The built-in laser generator (such as fiber laser, CO₂ laser; different types are suitable for different materials) is the core component of the equipment. After being powered on, the medium inside the generator (such as rare earth elements in optical fibers, CO₂ gas) is excited by electrical energy and releases photons of a specific wavelength. These photons are converged and amplified by a reflector to form a laser beam with concentrated energy. This step is equivalent to providing an "energy source" for the "marking tool", and the laser power (e.g., 20W, 60W) is also determined at this stage.
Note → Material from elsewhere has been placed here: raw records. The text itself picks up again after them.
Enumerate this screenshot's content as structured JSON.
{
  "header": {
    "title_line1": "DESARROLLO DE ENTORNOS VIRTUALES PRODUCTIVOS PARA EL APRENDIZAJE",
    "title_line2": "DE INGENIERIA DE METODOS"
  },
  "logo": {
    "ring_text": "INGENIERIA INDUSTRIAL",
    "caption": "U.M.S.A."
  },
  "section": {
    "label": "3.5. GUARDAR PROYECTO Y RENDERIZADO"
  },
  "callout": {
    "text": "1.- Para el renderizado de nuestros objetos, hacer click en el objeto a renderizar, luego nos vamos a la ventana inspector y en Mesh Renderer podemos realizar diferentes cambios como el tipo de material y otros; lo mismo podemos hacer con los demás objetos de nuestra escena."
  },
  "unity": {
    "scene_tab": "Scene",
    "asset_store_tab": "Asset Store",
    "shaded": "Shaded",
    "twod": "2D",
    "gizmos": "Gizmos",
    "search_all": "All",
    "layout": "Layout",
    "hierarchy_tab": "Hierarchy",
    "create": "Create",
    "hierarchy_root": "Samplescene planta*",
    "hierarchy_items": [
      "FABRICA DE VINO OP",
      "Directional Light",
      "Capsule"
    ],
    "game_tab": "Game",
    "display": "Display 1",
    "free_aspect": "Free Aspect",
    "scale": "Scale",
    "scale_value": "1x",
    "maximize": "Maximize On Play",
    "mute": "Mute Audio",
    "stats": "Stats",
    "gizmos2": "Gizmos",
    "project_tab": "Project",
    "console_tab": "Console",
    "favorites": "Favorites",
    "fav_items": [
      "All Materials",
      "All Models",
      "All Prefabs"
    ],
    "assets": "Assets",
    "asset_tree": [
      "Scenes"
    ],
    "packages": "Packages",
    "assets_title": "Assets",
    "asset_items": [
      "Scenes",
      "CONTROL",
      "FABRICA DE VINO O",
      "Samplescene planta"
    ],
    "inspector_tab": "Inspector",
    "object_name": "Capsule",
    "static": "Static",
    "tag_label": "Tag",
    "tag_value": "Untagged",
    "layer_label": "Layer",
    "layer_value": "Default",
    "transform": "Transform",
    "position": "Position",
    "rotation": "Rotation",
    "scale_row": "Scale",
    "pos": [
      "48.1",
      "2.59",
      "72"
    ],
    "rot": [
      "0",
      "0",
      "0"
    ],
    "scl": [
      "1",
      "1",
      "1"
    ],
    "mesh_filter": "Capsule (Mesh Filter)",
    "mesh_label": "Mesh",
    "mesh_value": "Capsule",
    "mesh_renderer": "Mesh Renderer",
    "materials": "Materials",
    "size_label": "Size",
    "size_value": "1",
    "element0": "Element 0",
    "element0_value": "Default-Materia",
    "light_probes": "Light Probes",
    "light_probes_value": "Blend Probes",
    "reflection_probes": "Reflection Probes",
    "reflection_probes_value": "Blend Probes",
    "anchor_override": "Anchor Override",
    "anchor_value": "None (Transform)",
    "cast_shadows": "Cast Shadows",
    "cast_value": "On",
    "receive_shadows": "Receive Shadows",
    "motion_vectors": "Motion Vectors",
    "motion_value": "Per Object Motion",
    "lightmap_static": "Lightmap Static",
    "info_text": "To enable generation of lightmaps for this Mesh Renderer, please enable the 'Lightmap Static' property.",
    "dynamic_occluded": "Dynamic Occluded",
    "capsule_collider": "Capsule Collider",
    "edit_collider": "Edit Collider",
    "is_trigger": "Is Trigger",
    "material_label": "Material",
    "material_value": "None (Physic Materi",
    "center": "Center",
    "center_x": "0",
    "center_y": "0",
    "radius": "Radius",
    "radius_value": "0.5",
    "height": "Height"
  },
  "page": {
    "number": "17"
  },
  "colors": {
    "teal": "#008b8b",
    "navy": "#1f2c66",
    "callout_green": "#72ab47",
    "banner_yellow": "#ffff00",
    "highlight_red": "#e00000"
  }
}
The generated laser beam is regulated by the optical system (including focusing lens and galvanometer) inside the equipment:

- Focusing lens: Converges the scattered laser beam into an extremely thin "light spot" (with a diameter as small as the micrometer level). The thinner the light spot, the higher the marking precision.

- Galvanometer (equipped in some models): Driven by control system instructions, it quickly changes the reflection direction of the laser beam like a "small mirror", making the light spot move according to the preset text and pattern trajectory.This step is comparable to drawing with a "laser pointer" following a template, yet with much faster speed and far more precise trajectory.
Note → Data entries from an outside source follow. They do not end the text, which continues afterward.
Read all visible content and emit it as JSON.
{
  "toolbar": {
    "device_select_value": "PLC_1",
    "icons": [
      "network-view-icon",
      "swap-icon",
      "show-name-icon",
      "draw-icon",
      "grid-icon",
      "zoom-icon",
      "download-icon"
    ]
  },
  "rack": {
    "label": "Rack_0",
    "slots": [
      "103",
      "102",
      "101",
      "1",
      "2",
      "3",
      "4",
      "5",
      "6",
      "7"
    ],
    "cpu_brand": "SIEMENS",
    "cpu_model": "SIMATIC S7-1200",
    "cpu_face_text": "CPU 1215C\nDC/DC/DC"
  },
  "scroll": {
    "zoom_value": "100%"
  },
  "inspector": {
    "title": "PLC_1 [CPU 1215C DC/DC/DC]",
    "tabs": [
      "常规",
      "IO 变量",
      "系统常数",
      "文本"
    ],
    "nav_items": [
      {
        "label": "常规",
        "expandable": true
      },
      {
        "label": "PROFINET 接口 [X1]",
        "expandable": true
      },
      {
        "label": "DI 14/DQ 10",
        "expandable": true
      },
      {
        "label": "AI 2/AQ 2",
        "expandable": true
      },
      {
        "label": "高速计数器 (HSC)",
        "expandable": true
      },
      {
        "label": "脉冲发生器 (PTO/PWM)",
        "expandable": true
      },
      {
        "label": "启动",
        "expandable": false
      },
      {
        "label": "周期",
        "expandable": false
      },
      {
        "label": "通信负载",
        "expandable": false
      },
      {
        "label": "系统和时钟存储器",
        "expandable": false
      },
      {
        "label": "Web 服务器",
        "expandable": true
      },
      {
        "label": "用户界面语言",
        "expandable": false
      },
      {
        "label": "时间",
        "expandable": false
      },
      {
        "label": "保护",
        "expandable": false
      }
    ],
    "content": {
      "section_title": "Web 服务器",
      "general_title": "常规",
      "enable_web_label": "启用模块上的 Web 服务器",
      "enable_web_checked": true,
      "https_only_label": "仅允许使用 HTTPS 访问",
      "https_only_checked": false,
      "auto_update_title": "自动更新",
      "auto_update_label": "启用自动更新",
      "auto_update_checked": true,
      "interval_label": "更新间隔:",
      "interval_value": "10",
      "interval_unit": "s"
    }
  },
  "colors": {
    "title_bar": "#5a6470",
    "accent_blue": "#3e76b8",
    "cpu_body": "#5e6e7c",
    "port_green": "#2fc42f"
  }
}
Meanwhile, the design of the handheld marking head enables the operator to flexibly adjust the distance between the laser focal point and the material surface, ensuring the laser beam acts precisely on the area that needs marking.
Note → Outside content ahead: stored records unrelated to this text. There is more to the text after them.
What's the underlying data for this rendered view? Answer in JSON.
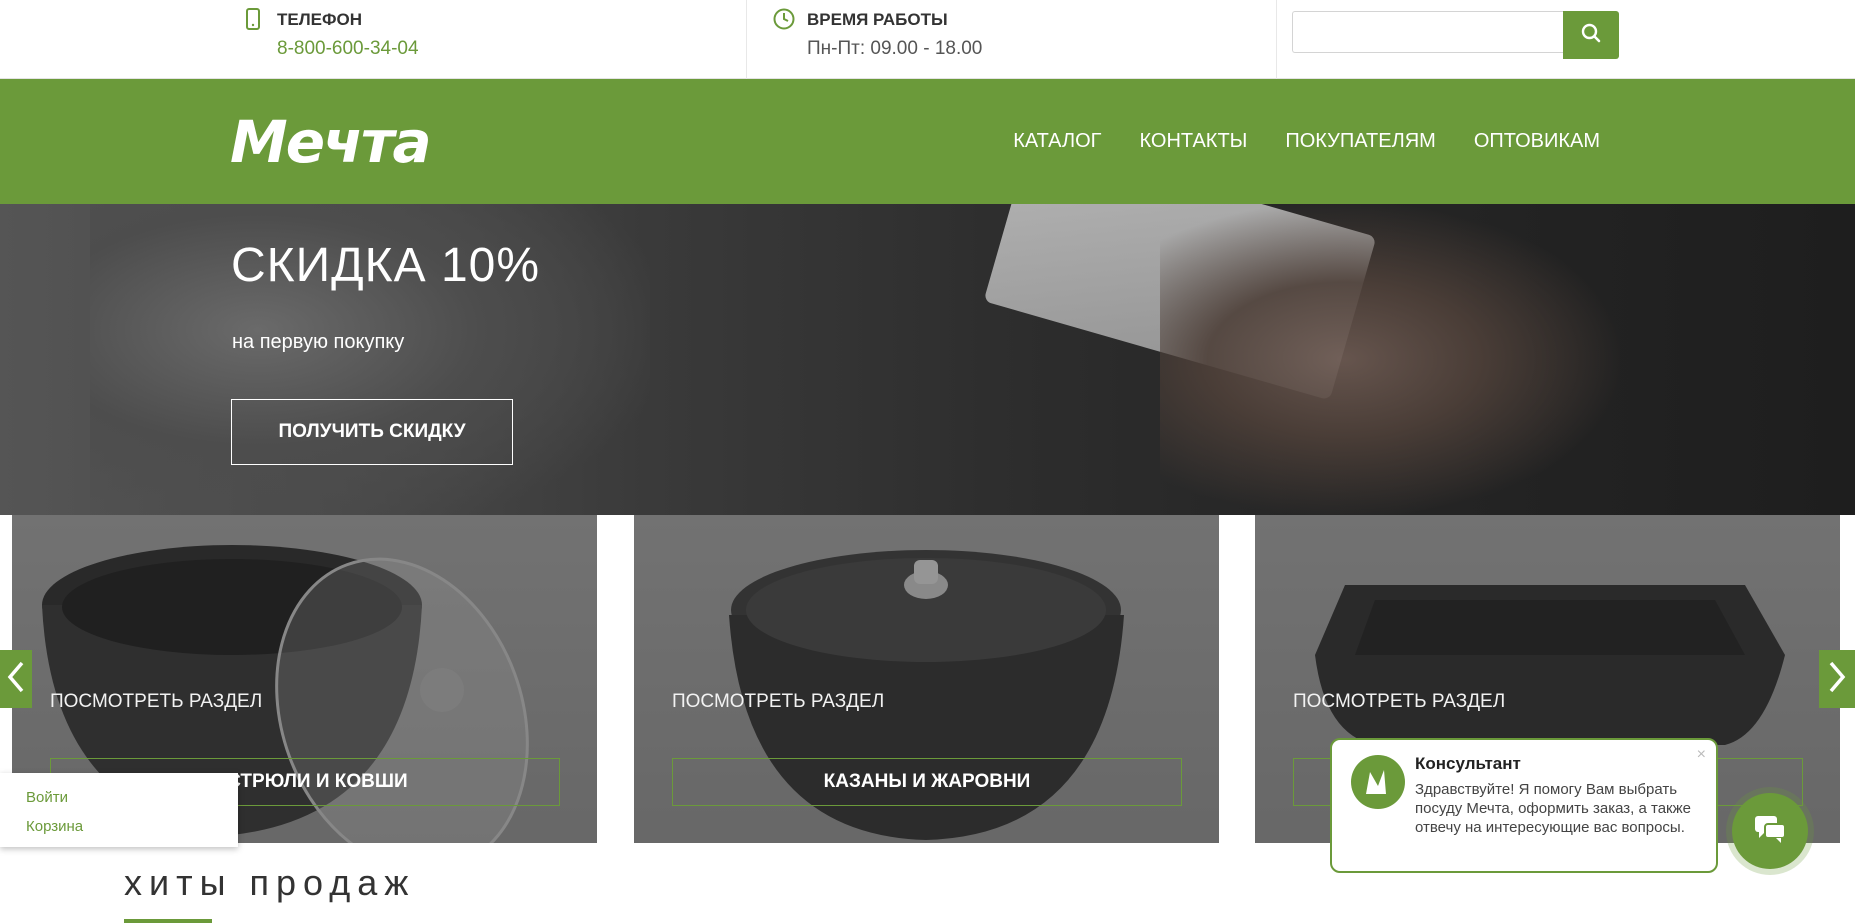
{
  "topbar": {
    "phone_title": "ТЕЛЕФОН",
    "phone_value": "8-800-600-34-04",
    "hours_title": "ВРЕМЯ РАБОТЫ",
    "hours_value": "Пн-Пт: 09.00 - 18.00",
    "search_placeholder": ""
  },
  "header": {
    "logo_text": "Мечта",
    "nav": [
      "КАТАЛОГ",
      "КОНТАКТЫ",
      "ПОКУПАТЕЛЯМ",
      "ОПТОВИКАМ"
    ]
  },
  "hero": {
    "title": "СКИДКА 10%",
    "subtitle": "на первую покупку",
    "button": "ПОЛУЧИТЬ СКИДКУ"
  },
  "tiles": [
    {
      "view_label": "ПОСМОТРЕТЬ РАЗДЕЛ",
      "caption": "КАСТРЮЛИ И КОВШИ"
    },
    {
      "view_label": "ПОСМОТРЕТЬ РАЗДЕЛ",
      "caption": "КАЗАНЫ И ЖАРОВНИ"
    },
    {
      "view_label": "ПОСМОТРЕТЬ РАЗДЕЛ",
      "caption": ""
    }
  ],
  "user_menu": {
    "login": "Войти",
    "cart": "Корзина"
  },
  "section": {
    "title": "хиты продаж"
  },
  "consultant": {
    "name": "Консультант",
    "message": "Здравствуйте! Я помогу Вам выбрать посуду Мечта, оформить заказ, а также отвечу на интересующие вас вопросы.",
    "close": "×"
  },
  "colors": {
    "brand_green": "#6b9a3a"
  }
}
When the focused laser beam contacts the material surface, different physical/chemical changes occur according to the material properties, and finally marks are formed. There are 3 common interaction methods:

- Surface removal: The laser energy instantly melts or vaporizes the surface layer of the material (such as the oxide layer on the metal surface, the plastic surface layer), exposing the substrate of a different color underneath, forming an "engraved" mark (e.g., black serial numbers on stainless steel).

- Color change: Under the action of the laser, the molecular structure of the surface layer of some materials (such as certain plastics and anodized aluminum) changes, showing a color different from the original material (e.g., white plastic turns into black text), and marks can be formed without removing the material.

- Micro-deformation: Low-energy laser can cause slight deformation of the material surface layer (such as tiny dents on the metal surface), and marks are presented through the difference in light reflection, which is suitable for scenarios requiring high surface flatness.

The entire process is coordinated synchronously by the equipment's control system. From receiving the "marking pattern" instruction to the laser beam completing the trajectory movement, it only takes milliseconds to seconds, which not only ensures efficiency but also achieves high-precision and stable marking.